In this week's Village Voice, the paper's Wayne Barrett devastates the Bloomberg record on women and minority-owned businesses, with a full evaluation of the shameful record of Commissioner Rob Walsh. The context of the article is the record percentages of voters Bloomberg achieved among Blacks and Hispanics, and the meager results of programs touted by Bloomberg during his 2005 campaign: "These signature programs—touted in the campaign's radio and television ads—have since disappeared from both the public's consciousness and the mayor's agenda. Bloomberg issued a "Campaign Accountability Report" last year, claiming success in 96 of the 100 promises he'd made in 2005. That list of campaign pledges did not include the MWBE or construction- apprenticeship initiatives."
This shouldn't really surprise anyone, since Walsh's agency has never done a damn thing for small and minority business and, on the contrary, has been the active catalyst for their demise-witness the SBS role in the eviction of the merchants from the Bronx Terminal Market, and his midwifing of IKEA to the detriment of the retailers in Sunset Park. And as far as Bloomberg is concerned, Black and Hispanic businesses are expendable, just ask all of those firms at Willets Point that the mayor's looking to give the heave-ho to.
Of course, as we have commented, all of this has not really been scrutinized by a supine press. As Barrett points out quoting Freddy Ferrar: "Ferrer, who dropped out of politics and now works for a private public-relations firm, tells the Voice that these programs "are only successful in the eyes of the initiator." The former Bronx borough president insists that "if it were anyone else, there would be much more accountability on these promises," and he also decries the media "quiescence" that has selectively protected the Bloomberg administration. "I have never seen it so still," he says, contrasting the media's lack of penetrating questions about Bloomberg's second-term record with the coverage of his three immediate predecessors: Giuliani, David Dinkins, and Ed Koch."
Our problem with this transcends the contracting charade and Walsh's evident obsession with his soft ball team. The tone and tenor of the Bloomberg administration was set in 2002 when the Fernandez brothers were by-passed by Dan Doctoroff on the Bradhurst project in Harlem for his friend Steve Ross, Since then, the Related Company and Vornado Realty have been living large, with no attempt to reach out to qualified minority firms.
But why should Bloomberg when existing minority businesses are being trampled by the mayor's development policies? Here' the money quote: "Robert Walsh, who has run SBS since Bloomberg took office, conceded during a three-hour Voice interview that he hasn't had a single meeting with the mayor to discuss the MWBE program since the new law went into effect in late 2005. He also acknowledged that, from the beginning of the administration, his conversations with Bloomberg about aiding small businesses "had not been focused on gender or race." Asked if they'd ever had a conversation in which Bloomberg gave him "a sense of how important an MWBE program was to him," Walsh replied: "I don't want to put words in anybody's mouth. I can't remember a conversation like that."

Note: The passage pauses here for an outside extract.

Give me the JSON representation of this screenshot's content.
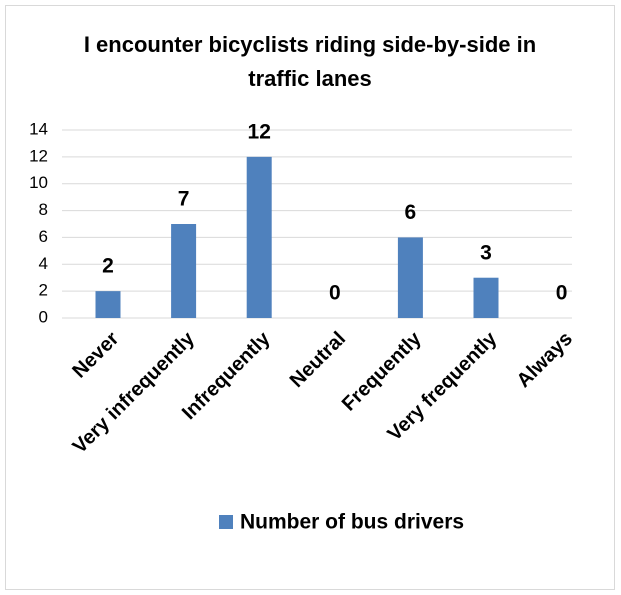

Hats off to Barrett. As we have said, the real hard looks at Bloomberg have started to come, and this Voice piece, coming as it does from one of the mayor's staunchest defenders, is truly devastating, Councilman James Sanders' commentary on Walsh's failures to achieve anything positive for minority contractors should serve as an epitaph for Bloomberg's appear to be good administration: "He contends that the failure of SBS "to enforce the rule of law and economic justice as far as MWBEs are concerned is at best a dereliction of duty, and at worst a failure of character."